Allah Der Allwissende verwendet das Verb des Fatwa-Gebens in Bezug auf Sich selbst; die Fatwa ist eine sensible Angelegenheit, der sich nur Fähige widmen dürfen:
يَسْتَفْتُونَكَ قُلْ اللَّهُ يُفْتِيكُمْ فِي الْكَلالَةِ إِنْ امْرُؤٌ هَلَكَ لَيْسَ لَهُ وَلَدٌ وَلَهُ أُخْتٌ فَلَهَا نِصْفُ مَا تَرَكَ وَهُوَ يَرِثُهَا إِنْ لَمْ يَكُنْ لَهَا وَلَدٌ فَإِنْ كَانَتَا اثْنَتَيْنِ فَلَهُمَا الثُّلُثَانِ مِمَّا تَرَكَ وَإِنْ كَانُوا إِخْوَةً رِجَالاً وَنِسَاءً فَلِلذَّكَرِ مِثْلُ حَظِّ الأُنثَيَيْنِ يُبَيِّنُ اللَّهُ لَكُمْ أَنْ تَضِلُّوا وَاللَّهُ بِكُلِّ شَيْءٍ عَلِيمٌ
Sie fragen dich um Belehrung. Sag: „Allah belehrt euch über den Erbanteil seitlicher Verwandtschaft. Wenn ein Mann umkommt, der keine Kinder hat, aber eine Schwester, dann steht ihr die Hälfte dessen zu, was er hinterlässt. Und er beerbt sie, wenn sie keine Kinder hat. Und wenn es zwei (Schwestern) sind, stehen ihnen (beiden) zwei Drittel dessen zu, was er hinterlässt. Und wenn es Geschwister sind, Männer und Frauen, dann kommt einem männlichen Geschlechts ebensoviel zu wie der Anteil von zwei weiblichen Geschlechts. Allah gibt euch Klarheit, damit ihr (nicht) in die Irre geht. Allah weiß über alles Bescheid.“ (4:176)

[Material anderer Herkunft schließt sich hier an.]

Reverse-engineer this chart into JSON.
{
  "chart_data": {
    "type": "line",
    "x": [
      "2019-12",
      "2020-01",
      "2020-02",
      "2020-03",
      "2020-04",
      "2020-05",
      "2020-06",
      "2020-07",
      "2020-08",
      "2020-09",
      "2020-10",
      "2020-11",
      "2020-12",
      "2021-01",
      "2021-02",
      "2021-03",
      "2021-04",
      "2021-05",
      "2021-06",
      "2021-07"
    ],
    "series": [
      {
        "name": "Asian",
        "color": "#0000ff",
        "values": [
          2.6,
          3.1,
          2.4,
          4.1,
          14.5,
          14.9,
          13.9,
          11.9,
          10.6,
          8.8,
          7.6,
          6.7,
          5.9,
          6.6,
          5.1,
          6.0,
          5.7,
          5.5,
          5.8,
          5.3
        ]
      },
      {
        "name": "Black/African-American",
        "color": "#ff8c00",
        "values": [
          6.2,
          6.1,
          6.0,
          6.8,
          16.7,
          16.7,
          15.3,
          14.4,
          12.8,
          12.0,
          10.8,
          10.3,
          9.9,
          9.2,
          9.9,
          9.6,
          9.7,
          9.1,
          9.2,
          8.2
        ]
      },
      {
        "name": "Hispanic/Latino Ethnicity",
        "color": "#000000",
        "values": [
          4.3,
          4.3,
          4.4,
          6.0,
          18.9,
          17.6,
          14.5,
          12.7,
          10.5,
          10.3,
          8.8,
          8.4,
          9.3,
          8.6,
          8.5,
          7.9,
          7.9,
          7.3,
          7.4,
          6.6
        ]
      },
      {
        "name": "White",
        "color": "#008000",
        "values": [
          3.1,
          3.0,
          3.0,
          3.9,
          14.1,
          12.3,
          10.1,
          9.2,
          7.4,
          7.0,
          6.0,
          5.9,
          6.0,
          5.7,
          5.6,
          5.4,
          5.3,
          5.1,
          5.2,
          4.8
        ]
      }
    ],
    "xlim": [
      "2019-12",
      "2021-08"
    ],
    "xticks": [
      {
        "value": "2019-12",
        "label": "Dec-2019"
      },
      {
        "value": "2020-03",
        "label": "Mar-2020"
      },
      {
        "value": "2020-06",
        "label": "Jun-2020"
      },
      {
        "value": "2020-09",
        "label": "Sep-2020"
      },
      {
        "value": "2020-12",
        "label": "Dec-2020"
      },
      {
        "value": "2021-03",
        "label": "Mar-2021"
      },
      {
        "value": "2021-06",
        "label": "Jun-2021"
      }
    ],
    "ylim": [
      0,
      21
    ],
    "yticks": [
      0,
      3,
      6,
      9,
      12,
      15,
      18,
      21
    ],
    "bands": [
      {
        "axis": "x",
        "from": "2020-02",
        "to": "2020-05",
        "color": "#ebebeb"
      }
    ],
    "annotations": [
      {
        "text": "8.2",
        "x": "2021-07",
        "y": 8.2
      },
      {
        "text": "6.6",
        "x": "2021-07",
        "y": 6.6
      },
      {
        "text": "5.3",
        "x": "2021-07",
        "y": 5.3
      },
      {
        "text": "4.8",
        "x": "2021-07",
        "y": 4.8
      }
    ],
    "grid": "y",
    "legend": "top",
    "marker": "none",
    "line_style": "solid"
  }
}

Ibn Al-Qayyim – möge Allah sich seiner erbarmen! – definierte den Mufti, also den Fatwa-Gebenden, als Unterzeichner im Namen Allahs, also jemand, der Allahs Willen in einer Angelegenheit verkündet. Andere Gelehrte beschreiben den Mufti als den Übersetzer Allahs, da der Mufti die Intention des Schöpfers für diejenigen übersetzt, welche die Urquellen nicht auszulegen vermögen. Widmen wir uns nun einigen unabdinglichen Qualifikationen eines Muftis:
(1) Die Quranbewahrung
Nach der Mehrheit der Gelehrten muss ein Mufti den Quran auswendig können, nach anderen mindestens die Verse, welche die Rechtsprechung (alle Aufforderungen, Gebote, Verbote etc.) betreffen. Diese beziffern sich nach einer Auffassung auf ca. 500. Ein Argument, welches die Mehrheit stützt, ist, dass es Passagen im Quran gibt bzw. geben kann, die nicht direkt eine Aufforderung aussprechen, jedoch trotzdem Gebote beinhalten bzw. wegweisend sein können. Beispielsweise schlägt sich Yusuf – möge Allah ihm Frieden schenken! – selbst für einen Posten vor:
Er sagte: `Setze mich über die Vorratskammern des Landes ein; ich bin ein kenntnisreicher Hüter.`“ (12:55)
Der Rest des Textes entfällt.